Shaka terkekeh, ia mendudukan Kafka ke kursi roda. “Kamu lucu, saya perhatiin dari tadi kaya gelisah banget. Mau cepet-cepet pulang ya?”

“Engga dok, saya takut temen-temen saya kesini. takut berisik terus ganggu pasien lain.”

“Loh ya asik dong kalo mereka kesini, kamu jadi ada temen pulang nanti kan?”

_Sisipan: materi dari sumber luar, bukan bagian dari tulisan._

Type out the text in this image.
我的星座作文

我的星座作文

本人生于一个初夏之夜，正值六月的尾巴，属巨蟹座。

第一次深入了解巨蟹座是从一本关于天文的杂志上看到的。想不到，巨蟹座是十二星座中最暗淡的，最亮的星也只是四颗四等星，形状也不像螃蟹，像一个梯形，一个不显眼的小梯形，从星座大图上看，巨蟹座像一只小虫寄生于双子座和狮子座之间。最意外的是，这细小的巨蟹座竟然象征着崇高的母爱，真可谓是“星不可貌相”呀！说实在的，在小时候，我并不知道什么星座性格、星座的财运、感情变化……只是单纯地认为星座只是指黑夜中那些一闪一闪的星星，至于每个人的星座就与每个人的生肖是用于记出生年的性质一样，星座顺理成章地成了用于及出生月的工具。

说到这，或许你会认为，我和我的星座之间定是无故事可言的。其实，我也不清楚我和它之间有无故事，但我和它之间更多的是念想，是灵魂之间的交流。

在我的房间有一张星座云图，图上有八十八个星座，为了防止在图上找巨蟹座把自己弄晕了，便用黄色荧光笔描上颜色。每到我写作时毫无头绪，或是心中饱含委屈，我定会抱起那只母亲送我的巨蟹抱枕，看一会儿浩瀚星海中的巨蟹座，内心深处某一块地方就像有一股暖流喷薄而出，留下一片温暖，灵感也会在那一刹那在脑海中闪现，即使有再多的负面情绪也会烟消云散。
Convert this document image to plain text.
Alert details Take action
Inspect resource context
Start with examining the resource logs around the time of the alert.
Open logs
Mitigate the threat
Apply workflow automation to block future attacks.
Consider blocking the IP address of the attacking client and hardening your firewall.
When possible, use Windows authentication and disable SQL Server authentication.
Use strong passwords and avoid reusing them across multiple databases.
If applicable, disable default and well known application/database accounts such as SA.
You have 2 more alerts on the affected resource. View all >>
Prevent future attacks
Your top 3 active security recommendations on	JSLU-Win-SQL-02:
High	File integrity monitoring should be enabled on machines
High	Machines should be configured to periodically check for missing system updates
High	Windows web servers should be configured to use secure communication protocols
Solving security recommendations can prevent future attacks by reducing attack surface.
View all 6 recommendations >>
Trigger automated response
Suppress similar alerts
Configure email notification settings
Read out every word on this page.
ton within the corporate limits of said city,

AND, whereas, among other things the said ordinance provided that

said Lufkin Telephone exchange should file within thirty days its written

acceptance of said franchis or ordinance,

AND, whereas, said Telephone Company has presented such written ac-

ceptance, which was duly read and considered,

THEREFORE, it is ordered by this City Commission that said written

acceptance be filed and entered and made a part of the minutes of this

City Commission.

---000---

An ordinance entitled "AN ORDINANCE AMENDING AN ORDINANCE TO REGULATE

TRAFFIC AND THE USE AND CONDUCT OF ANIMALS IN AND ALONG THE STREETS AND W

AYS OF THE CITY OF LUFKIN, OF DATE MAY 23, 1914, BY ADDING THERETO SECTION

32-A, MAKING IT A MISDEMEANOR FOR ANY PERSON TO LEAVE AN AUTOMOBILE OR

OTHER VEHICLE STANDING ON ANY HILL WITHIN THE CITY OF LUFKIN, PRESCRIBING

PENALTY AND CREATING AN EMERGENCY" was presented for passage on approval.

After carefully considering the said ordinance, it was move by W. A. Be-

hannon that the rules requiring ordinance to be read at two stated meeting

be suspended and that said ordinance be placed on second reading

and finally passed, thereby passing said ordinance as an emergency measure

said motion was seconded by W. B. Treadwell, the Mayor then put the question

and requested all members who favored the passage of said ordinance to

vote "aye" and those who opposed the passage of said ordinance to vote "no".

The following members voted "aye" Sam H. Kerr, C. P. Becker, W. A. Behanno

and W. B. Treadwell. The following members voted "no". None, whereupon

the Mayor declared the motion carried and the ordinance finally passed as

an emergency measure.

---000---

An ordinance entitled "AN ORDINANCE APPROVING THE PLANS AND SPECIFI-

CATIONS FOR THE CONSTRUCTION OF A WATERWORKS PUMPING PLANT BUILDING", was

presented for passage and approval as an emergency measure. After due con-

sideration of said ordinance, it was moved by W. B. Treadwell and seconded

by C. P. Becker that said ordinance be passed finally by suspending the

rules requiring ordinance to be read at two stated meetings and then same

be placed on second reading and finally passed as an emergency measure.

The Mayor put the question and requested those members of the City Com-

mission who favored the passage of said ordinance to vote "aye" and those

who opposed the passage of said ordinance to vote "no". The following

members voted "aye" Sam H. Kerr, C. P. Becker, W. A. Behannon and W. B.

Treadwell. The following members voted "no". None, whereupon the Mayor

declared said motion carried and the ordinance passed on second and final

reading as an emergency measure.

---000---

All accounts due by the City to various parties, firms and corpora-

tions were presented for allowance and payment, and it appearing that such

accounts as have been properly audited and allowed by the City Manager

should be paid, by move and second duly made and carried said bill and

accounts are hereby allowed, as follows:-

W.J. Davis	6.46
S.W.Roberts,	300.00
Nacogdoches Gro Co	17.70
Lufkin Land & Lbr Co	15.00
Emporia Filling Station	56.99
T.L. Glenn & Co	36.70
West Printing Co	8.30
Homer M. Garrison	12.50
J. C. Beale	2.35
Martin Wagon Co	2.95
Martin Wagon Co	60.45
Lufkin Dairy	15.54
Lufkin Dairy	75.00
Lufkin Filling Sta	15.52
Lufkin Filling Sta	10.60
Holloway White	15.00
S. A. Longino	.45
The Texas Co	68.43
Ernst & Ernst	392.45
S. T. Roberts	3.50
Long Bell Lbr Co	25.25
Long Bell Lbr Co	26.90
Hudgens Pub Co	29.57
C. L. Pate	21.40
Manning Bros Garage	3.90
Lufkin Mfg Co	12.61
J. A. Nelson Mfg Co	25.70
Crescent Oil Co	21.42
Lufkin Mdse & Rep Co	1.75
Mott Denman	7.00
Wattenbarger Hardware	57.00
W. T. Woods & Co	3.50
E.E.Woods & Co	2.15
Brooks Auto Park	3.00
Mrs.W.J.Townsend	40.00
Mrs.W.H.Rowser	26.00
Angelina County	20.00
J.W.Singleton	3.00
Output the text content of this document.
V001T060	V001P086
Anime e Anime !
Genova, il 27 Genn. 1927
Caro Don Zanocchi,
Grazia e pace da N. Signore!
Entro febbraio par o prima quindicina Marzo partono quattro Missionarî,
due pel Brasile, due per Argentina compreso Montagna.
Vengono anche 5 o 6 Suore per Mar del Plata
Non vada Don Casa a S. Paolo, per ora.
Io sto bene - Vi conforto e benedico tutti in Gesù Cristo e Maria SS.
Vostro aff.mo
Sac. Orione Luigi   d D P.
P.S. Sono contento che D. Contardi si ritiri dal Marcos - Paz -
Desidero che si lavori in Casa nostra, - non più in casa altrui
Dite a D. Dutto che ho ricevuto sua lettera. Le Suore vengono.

“Engga dok, mereka kalo kesini takut malu-maluin. Mereka kaya orang utan lepas soalnya.”

Ucapan kafka tadi berhasil membuat Shaka tertawa, bukan tertawa hingga hilang kontrol. Tetapi ketawa yang cantik dan anggun, tidak tahu seperti apa, hanya Kafka yang tahu.

“Dokter,” panggil Kafka, membuat Shaka yang masih tertawa menoleh ke arahnya.

“Kenapa Kafka, ada yang sakit?”

“Enggak dok, cuman mau bilang kalo ketawa dokter cantik. Sering-sering deh dok, tapi jangan keseringan juga sih takut sayanya mimisan.”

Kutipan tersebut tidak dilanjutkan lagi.